About this Research Topic
Research focusing on psychological aspects of autism is an expanding discipline, covering multiple fields including cognition, perception, clinical research, neuroscience, and social psychology. New knowledge is accruing all the time, but with an increase in research comes the difficulty of assimilating the findings, stepping back and understanding the patterns or limitations. This is particularly pertinent as it is a time where long-standing theories are being updated, innovative approaches are being adopted, and these changes need to be filtered out to the different branches of Psychology.
The aim of this Research Topic is to bring together the latest thinking around autism across the multiple research fields of Psychology, mapping key developments and innovations as well as highlighting future directions. In particular, we wish to bring multidisciplinary researchers together to showcase new theories and paradigms, cutting edge technologies and identify any common themes that researchers with different backgrounds can access and move forward. In order to situate the research in the context of real-life meaning, contributions should also emphasize the practical relevance of their findings or theories for autistic individuals and their families.
There are a number of topical areas that are producing new avenues, together with challenges. An exciting new area that promises to facilitate this effort is that of digital phenotyping where digital tools such as eye and motion tracking are combined with psychological tasks to find behavioral biomarkers of autism groups. Since the inclusion of sensory issues in the DSM 5 and the top ten autism priorities identified by Autistica in 2015, research efforts have increased to characterize sensory and perceptual issues, understand their etiology and develop appropriate therapies or support. Growing interest in coordination difficulties that frequently accompany autism has led to exploration of what impact they have on aspects such as diagnosis and understanding of other people’s actions. There has also been greater focus on participatory research – conducting research together with autistic individuals and family members. This is leading to research questions that are more driven by autistic people themselves and re-evaluation of the interpretation of findings.

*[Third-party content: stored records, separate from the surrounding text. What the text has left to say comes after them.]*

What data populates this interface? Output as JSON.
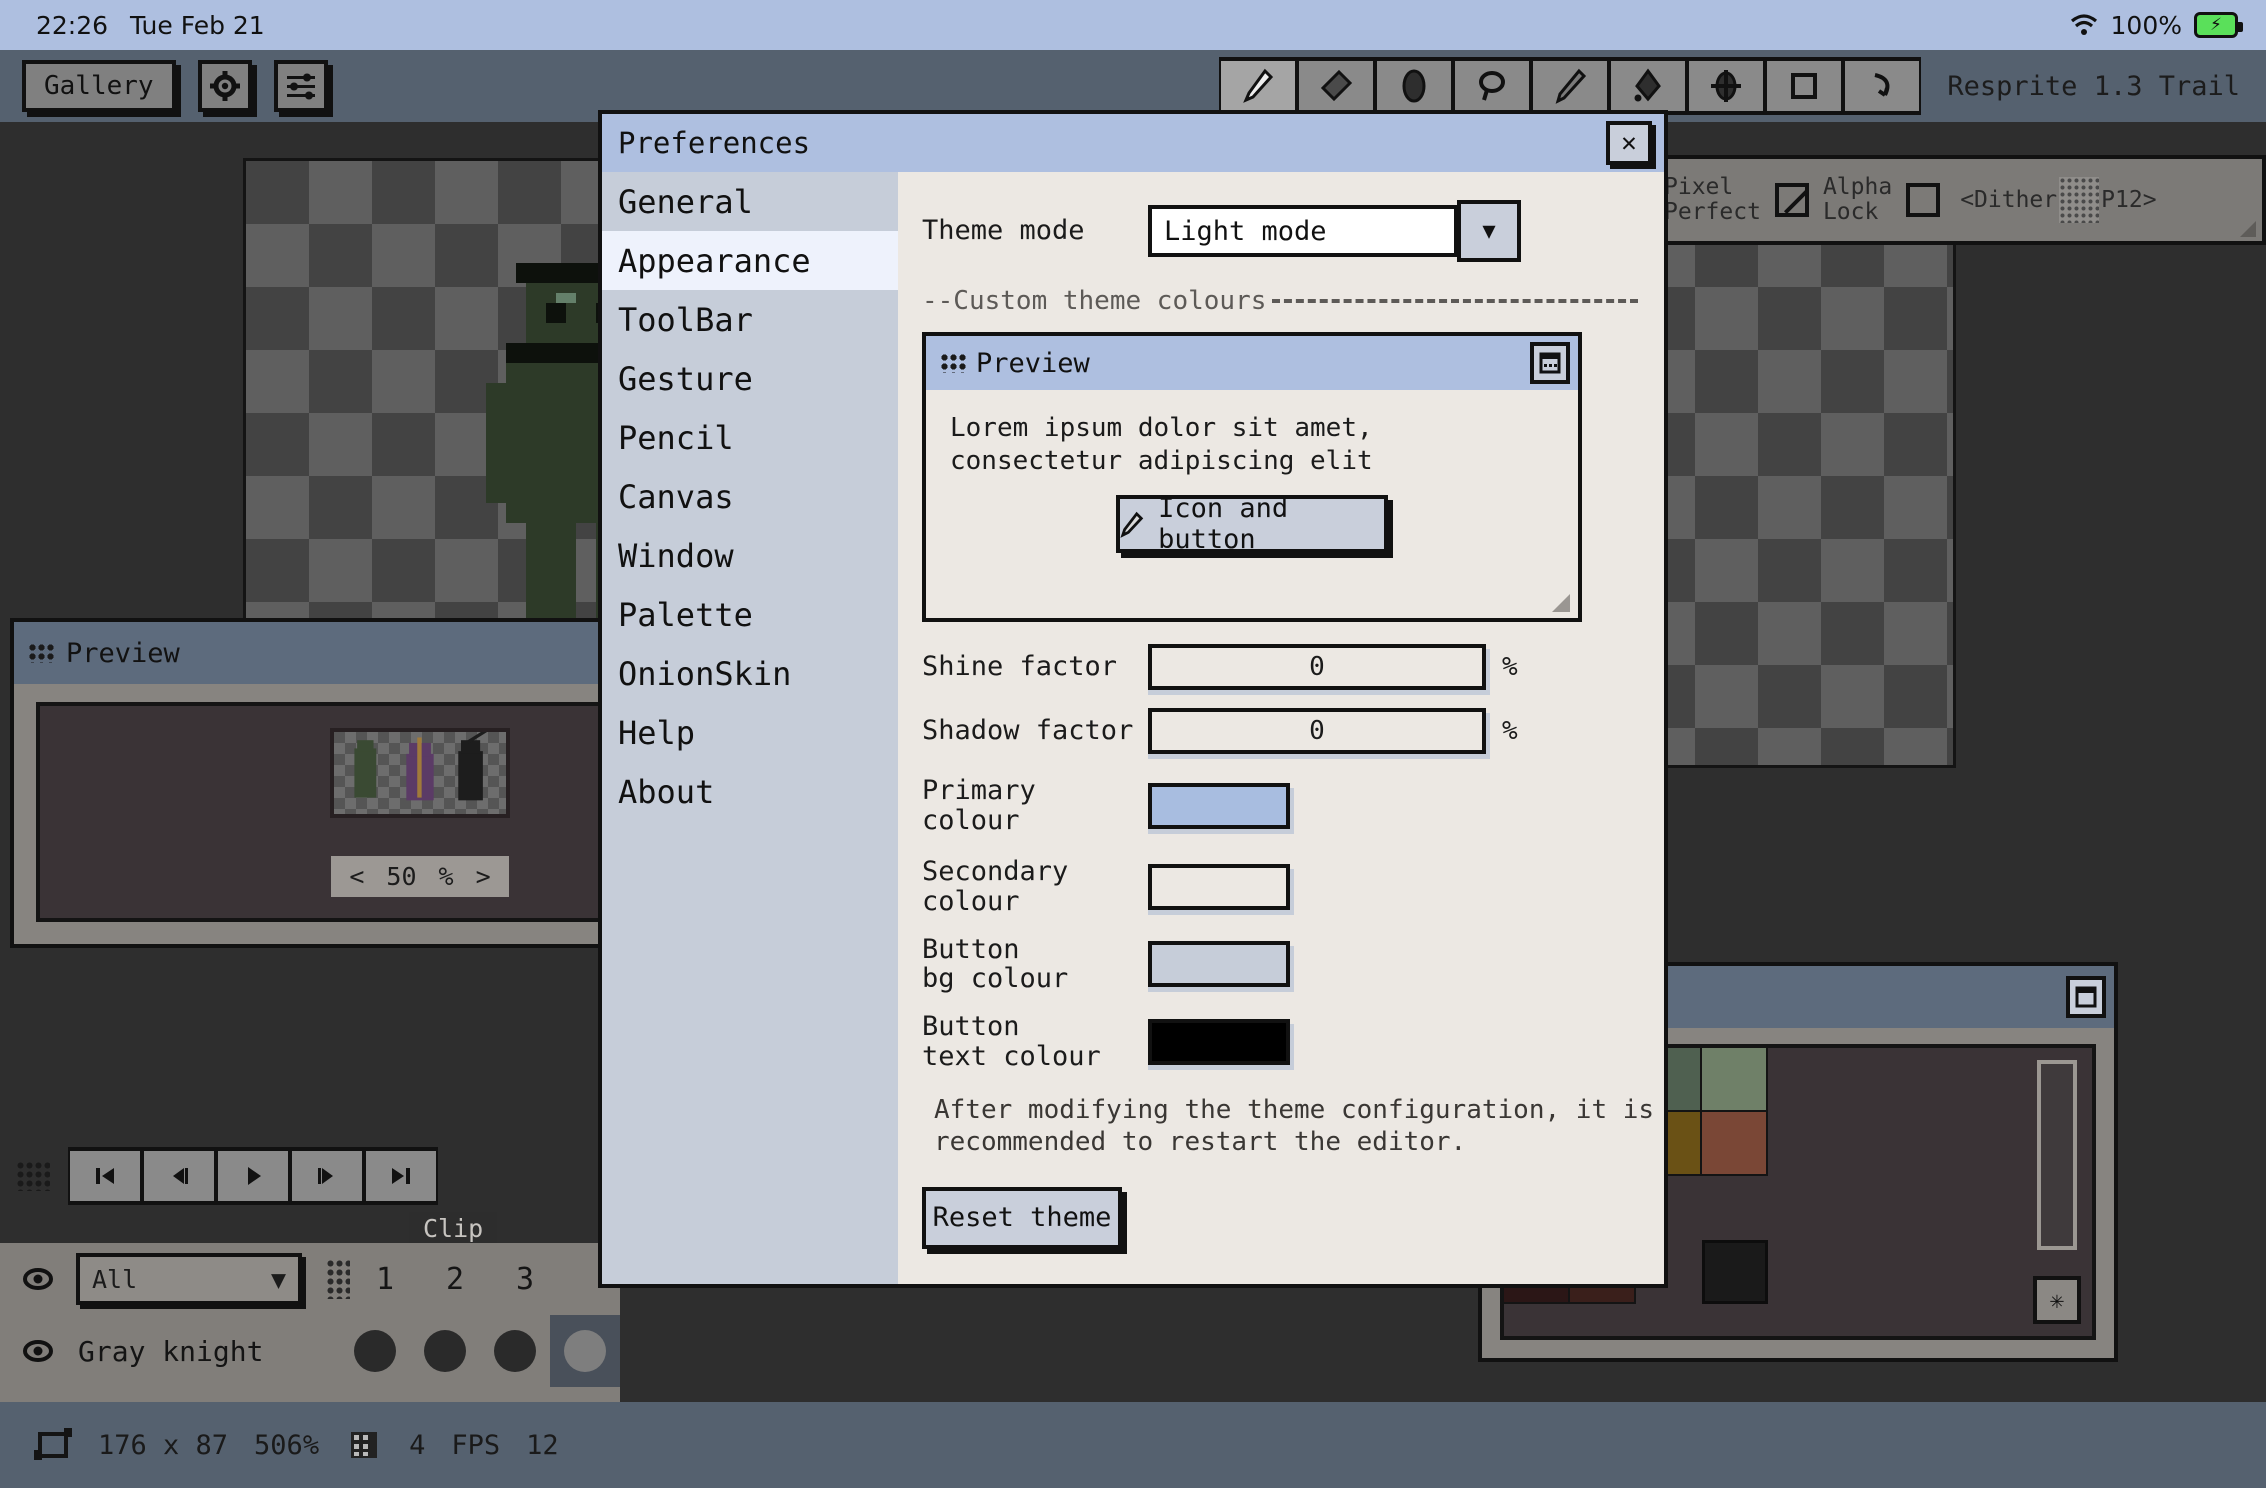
{
  "os_bar": {
    "time": "22:26",
    "date": "Tue Feb 21",
    "battery": "100%",
    "wifi_icon": "wifi-icon",
    "battery_icon": "battery-charging-icon"
  },
  "app": {
    "version_label": "Resprite 1.3 Trail",
    "gallery_label": "Gallery",
    "settings_icon": "gear-icon",
    "sliders_icon": "sliders-icon",
    "tools": [
      {
        "name": "pencil-tool",
        "icon": "pencil-icon",
        "active": true
      },
      {
        "name": "eraser-tool",
        "icon": "eraser-icon",
        "active": false
      },
      {
        "name": "blur-tool",
        "icon": "blur-icon",
        "active": false
      },
      {
        "name": "lasso-tool",
        "icon": "lasso-icon",
        "active": false
      },
      {
        "name": "brush-tool",
        "icon": "brush-icon",
        "active": false
      },
      {
        "name": "bucket-tool",
        "icon": "paint-bucket-icon",
        "active": false
      },
      {
        "name": "move-tool",
        "icon": "move-icon",
        "active": false
      },
      {
        "name": "select-rect-tool",
        "icon": "rectangle-icon",
        "active": false
      },
      {
        "name": "undo-tool",
        "icon": "undo-arrow-icon",
        "active": false
      }
    ]
  },
  "options_bar": {
    "pixel_perfect_label": "Pixel\nPerfect",
    "pixel_perfect_checked": true,
    "alpha_lock_label": "Alpha\nLock",
    "alpha_lock_checked": false,
    "dither_prev": "<",
    "dither_label": "Dither",
    "dither_value": "P12",
    "dither_next": ">"
  },
  "preview_window": {
    "title": "Preview",
    "grip_icon": "grid-dots-icon",
    "expand_icon": "grid-icon",
    "collapse_icon": "window-icon",
    "zoom_prev": "<",
    "zoom_value": "50",
    "zoom_unit": "%",
    "zoom_next": ">"
  },
  "playback": {
    "buttons": [
      {
        "name": "first-frame-button",
        "glyph": "|◀"
      },
      {
        "name": "prev-frame-button",
        "glyph": "◀|"
      },
      {
        "name": "play-button",
        "glyph": "▶"
      },
      {
        "name": "next-frame-button",
        "glyph": "|▶"
      },
      {
        "name": "last-frame-button",
        "glyph": "▶|"
      }
    ]
  },
  "timeline": {
    "clip_tab_label": "Clip",
    "layer_filter_value": "All",
    "frame_numbers": [
      "1",
      "2",
      "3"
    ],
    "layer_name": "Gray knight",
    "selected_frame": 4
  },
  "palette_window": {
    "title": "",
    "collapse_icon": "window-icon",
    "star_icon": "asterisk-icon",
    "colors": [
      "#3c4630",
      "#3c4c45",
      "#4f6050",
      "#6f8068",
      "",
      "",
      "#3a2519",
      "#3c2b53",
      "#6a5115",
      "#7a4736",
      "",
      "",
      "#4e4e4e",
      "#6e6e6e",
      "",
      "",
      "",
      "",
      "#2b1616",
      "#3a1f1b",
      "",
      "#1a1a1a",
      "",
      ""
    ]
  },
  "status_bar": {
    "canvas_icon": "canvas-size-icon",
    "dimensions": "176 x 87",
    "zoom": "506%",
    "frames_icon": "film-icon",
    "frame_count": "4",
    "fps_label": "FPS",
    "fps_value": "12"
  },
  "dialog": {
    "title": "Preferences",
    "close_icon": "close-icon",
    "nav": [
      {
        "label": "General",
        "selected": false
      },
      {
        "label": "Appearance",
        "selected": true
      },
      {
        "label": "ToolBar",
        "selected": false
      },
      {
        "label": "Gesture",
        "selected": false
      },
      {
        "label": "Pencil",
        "selected": false
      },
      {
        "label": "Canvas",
        "selected": false
      },
      {
        "label": "Window",
        "selected": false
      },
      {
        "label": "Palette",
        "selected": false
      },
      {
        "label": "OnionSkin",
        "selected": false
      },
      {
        "label": "Help",
        "selected": false
      },
      {
        "label": "About",
        "selected": false
      }
    ],
    "theme_mode_label": "Theme mode",
    "theme_mode_value": "Light mode",
    "dropdown_icon": "chevron-down-icon",
    "section_label": "--Custom theme colours",
    "preview": {
      "title": "Preview",
      "grip_icon": "grid-dots-icon",
      "collapse_icon": "window-icon",
      "lorem": "Lorem ipsum dolor sit amet, consectetur adipiscing elit",
      "button_label": "Icon and button",
      "button_icon": "pencil-icon"
    },
    "shine_label": "Shine factor",
    "shine_value": "0",
    "shine_unit": "%",
    "shadow_label": "Shadow factor",
    "shadow_value": "0",
    "shadow_unit": "%",
    "primary_label": "Primary colour",
    "primary_color": "#a8bde0",
    "secondary_label": "Secondary\ncolour",
    "secondary_color": "#ece8e3",
    "button_bg_label": "Button\nbg colour",
    "button_bg_color": "#c6cdd9",
    "button_text_label": "Button\ntext colour",
    "button_text_color": "#000000",
    "note": "After modifying the theme configuration, it is recommended to restart the editor.",
    "reset_label": "Reset theme"
  }
}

We encourage submissions from across the Psychology discipline (neuropsychology, cognitive, applied, social, biological and developmental psychology and neuroscience). Articles should either provide novel research results that clearly articulate the current state of knowledge or offer a comprehensive overview of original empirical studies, drawing together theories and future directions. Authors should outline what relevance their findings or theories have, or could have in the future for autistic people and their families and, where applicable, how they link to the priorities of the autistic community. We also encourage those articles that are participatory in nature. We hope that this interdisciplinary Research Topic will enable researchers, clinicians, practitioners, and autistic individuals to more fully understand the current knowledge and areas of debate across Psychology in order to identify ideas, links, and collaborative research opportunities.
Keywords: autism, cognition, perception, neuroscience, social psychology, participatory research
Important Note: All contributions to this Research Topic must be within the scope of the section and journal to which they are submitted, as defined in their mission statements. Frontiers reserves the right to guide an out-of-scope manuscript to a more suitable section or journal at any stage of peer review.